Based on the discussions on web scraping in our previous blogs, we believe that the future of web scraping is very promising for the following reasons. First, the permeation of Internet and web technology allows massive amount of data accessible from the web. Since one of the characteristics of “Big Data” is about utilizing both structured and perhaps more importantly unstructured data [1], web scraping is a popular tool in capturing unstructured data on the Internet. In addition, a wide of range of web scraping vendors exist, such as Mozenda and import.io. Individuals can create customized scrapping programs as well by using open source programming languages such as Python, R and Ruby. Start-up companies can use cheap data from the web crawling without significant investment in purchasing external data [2].
Yet, numerous challenges exists in web scraping technology. Since everyone equipped with web scraping skills can crawl information from the Internet, it leads to significant redundancies in web scraping effort, and results in unnecessary waste of man-power. Also, in order to retrieve necessary information from the web, people oftentimes need to crawl extensively but only utilize a small subset of the scrapped content. As such, collaborative scraping could possibly be a future trend – there will be one web crawler engaged in broad scrapping, and therefore other parties can scrape data crawled via an API. Furthermore, although web scraping possess the potential to harvest unstructured data, most techniques still focus on text retrieval instead of multimedia file processing. In addition, from infrastructure perspective, as websites become increasingly complex, it imposes more demands on computers’ processing capacity to perform web scrapping [3].
Web scraping has also led to privacy concerns. For instance, eBay in 2000 filed a lawsuit against a bidding system, which crawled data from eBay website to gain bidding insights. Similarly, a major US airline suited a travel agency for scraping its flight pricing data and providing it to that airline’s competitors. Both examples demonstrate how unintended users are able to take advantages of a company’s business via web scraping, and disrupt its normal business operations. However, most of the web scraping related legal cases indicates that although companies can include “do not scrape” under terms of usage for their websites, this clause alone is not legally effective unless users explicitly agree to the term [2]. If companies can figure out a way to restrict users from web scraping, most likely via a technological solution instead of a legal one, might cause decline in commercial usage of web scrapping.

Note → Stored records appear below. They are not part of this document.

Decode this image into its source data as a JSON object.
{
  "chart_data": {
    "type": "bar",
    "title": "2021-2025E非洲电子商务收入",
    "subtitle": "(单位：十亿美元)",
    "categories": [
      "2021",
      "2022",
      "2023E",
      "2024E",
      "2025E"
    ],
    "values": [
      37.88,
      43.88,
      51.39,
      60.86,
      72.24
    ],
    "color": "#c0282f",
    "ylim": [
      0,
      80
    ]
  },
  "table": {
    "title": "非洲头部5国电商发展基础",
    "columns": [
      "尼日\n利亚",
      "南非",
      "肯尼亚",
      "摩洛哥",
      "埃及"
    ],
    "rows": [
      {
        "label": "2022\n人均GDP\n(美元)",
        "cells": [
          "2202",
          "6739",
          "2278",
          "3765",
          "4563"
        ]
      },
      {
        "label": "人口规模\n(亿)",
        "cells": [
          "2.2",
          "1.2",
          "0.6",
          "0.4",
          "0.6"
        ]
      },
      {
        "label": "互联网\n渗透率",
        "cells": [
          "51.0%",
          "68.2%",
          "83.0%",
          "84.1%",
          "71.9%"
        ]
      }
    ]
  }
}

[1] United Nations Global Pulse. “Big Data for Development: Opportunities & Challenges.” United Nations Global Pulse, May 2012. Web. 18 April 2014. < http://www.unglobalpulse.org/sites/default/files/BigDataforDevelopment-UNGlobalPulseJune2012.pdf>.
[2] Distil. “Is web scraping illegal? Depends on what the meaning of the word is is.” Distil, June 2013. Web. 18 April 2014.
[3] Shestakov, Denis. “Current challenges in web crawling.” 13th International Conference on Web Engineering. August 2013. Web. 18 April 2014. <
http://www.slideshare.net/denshe/icwe13-tutorial-webcrawling>.